The free love, communal living and new religion items were surely not done just to live out a book although it may well have had an influence. One of the functions of art is as a sort of “pre-prefrontal cortex” where we run simulations of novel practices and communicate them to others who can then perform them.

2001 Space Odyssey has ipads and Skype. 2001 is also notable in having few crewmembers aboard the ship which implies a high level of automation. All of which mean that Kubrick predicted growth in the capabilities of computers. Sci-fi of that era seemed much more focused on mechanical, chemical and aeronautical engineering than computers.
Perhaps we could name other examples of works that got predictions right so we can learn from that.
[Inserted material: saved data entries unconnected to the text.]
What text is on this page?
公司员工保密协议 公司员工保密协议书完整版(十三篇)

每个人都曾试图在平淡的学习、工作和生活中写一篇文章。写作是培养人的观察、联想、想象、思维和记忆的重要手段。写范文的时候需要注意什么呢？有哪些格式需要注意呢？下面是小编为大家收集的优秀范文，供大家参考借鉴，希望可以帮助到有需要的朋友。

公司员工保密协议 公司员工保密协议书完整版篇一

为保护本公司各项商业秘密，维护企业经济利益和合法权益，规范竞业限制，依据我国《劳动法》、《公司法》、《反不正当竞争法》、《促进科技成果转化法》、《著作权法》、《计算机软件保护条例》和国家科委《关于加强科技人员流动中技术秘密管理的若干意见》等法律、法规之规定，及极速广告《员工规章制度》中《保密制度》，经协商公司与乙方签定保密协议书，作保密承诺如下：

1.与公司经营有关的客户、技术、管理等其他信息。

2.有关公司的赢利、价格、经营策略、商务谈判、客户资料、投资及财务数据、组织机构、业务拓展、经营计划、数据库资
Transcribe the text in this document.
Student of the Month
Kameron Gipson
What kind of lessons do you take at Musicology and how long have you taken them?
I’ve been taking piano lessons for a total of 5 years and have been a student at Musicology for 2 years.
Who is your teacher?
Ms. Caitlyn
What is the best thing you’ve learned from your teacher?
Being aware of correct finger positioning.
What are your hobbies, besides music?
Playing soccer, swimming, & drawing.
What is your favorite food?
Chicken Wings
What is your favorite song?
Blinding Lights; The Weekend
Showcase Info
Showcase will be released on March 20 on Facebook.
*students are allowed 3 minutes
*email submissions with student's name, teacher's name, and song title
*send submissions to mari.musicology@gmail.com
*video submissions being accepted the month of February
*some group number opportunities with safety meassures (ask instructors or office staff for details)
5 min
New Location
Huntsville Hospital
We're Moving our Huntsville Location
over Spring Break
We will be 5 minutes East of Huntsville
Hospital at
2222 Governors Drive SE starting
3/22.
Are there works which predicted the use of IT in warfare beyond fantastical robots? Things like guided munitions, drones, networked warfare, multispectral sensors?

Another important note is that 2001, etc, had fusion powered spacecraft because there was a compelling reason - to investigate alien artifacts. I think if we’d found alien artifacts on the Moon and knew there were more at jupiter - especially since the monoliths aren’t just artifacts, they use active systems and were clearly still functional and possibly intelligent - we’d find a way to get there.

Also, didn’t the monoliths manipulate the minds of humans in close proximity through some alien Clark-Tech? Maybe the critical innovations needed to make a fusion drive work came from scientists who saw a monolith.

I’ll second Gardner’s Future Babble on this list, a great look at exactly this topic. If you’re really interested, it’s well worth a read, and he goes into a bit of what makes people better predictors too.